At least one writer has shown that the founding fathers were of such greatness they made the conscious decision to provide for longevity of government the world had never seen. It has proven to be the one and only instance of democratic rule that has survived. In all other instances of revolution since the time of the founding of the Roman Republic, one individual rose to power and ended the democratic rule that was the intention of the revolution. From Napoleon to Ho Chi Minh, each attempt to found a government for the people deteriorated into totalitarianism. Not so in the United States.

The men (with the influence of a few notable women) who forged the Republican form of government that is currently ours, made sure there was enough looseness in it so that we could still be using it 200 years later. They purposely made decisions that kept them from ever being in the position of being the final say in the government. Most of them went broke in the process.
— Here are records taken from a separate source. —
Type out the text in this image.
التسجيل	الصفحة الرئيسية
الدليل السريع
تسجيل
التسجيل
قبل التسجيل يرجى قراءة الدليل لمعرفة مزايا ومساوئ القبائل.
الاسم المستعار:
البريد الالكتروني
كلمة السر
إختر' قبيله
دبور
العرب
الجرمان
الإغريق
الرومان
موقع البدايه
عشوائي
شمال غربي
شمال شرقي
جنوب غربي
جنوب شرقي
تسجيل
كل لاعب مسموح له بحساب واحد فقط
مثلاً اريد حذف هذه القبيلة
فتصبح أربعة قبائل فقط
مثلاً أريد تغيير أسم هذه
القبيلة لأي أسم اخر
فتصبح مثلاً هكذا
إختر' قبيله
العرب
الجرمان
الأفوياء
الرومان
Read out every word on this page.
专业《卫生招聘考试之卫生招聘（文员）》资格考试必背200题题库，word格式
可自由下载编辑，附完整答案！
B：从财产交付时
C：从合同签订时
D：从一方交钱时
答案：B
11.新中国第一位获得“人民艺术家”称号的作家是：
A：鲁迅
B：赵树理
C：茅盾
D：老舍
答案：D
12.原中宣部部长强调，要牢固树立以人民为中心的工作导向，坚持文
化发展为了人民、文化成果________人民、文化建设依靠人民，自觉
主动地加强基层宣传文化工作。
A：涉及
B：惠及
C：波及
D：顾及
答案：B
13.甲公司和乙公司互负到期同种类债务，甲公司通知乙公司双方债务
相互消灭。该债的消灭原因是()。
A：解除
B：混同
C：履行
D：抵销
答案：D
As we get ready to celebrate our nation's birthday next week, it would be good if we took a little time to think about what that commitment means to us now.

No matter what we think of our leadership, we elected them. In theory at least, they are responsive to our wishes. With the exception of the Civil War, which could be seen as the final test of the Constitution, we have had no real assault on our form of government. Even the turmoil of the Vietnam protests did little more than to change some of the players in the government and not the government itself.

We live in the highest economic conditions of any nation in the world. The things we take for granted are so numerous that it would take days to list them, should any group of people try. We have freedom of movement, technological choices, medical care of high order and abundance beyond belief. We can speak our mind publicly, even against the government, as long as it does not necessary advocate overthrow. We are blessed.

Patriotism should never be that "my country right or wrong" sort of mentality. It should be a commitment to the welfare of the nation as a whole that demands that we celebrate the good that is here while never turning a blind eye to that which should be changed. It is the sort of attitude that allows for greatness in a nation or a community.

As we celebrate next week, take some time to identify those living or dead who have shown a spark of that greatness here in Baldwin City. We might all find that they will challenge us to try to emulate their behavior and spend of ourselves in an even larger fashion to make our town the best it can be.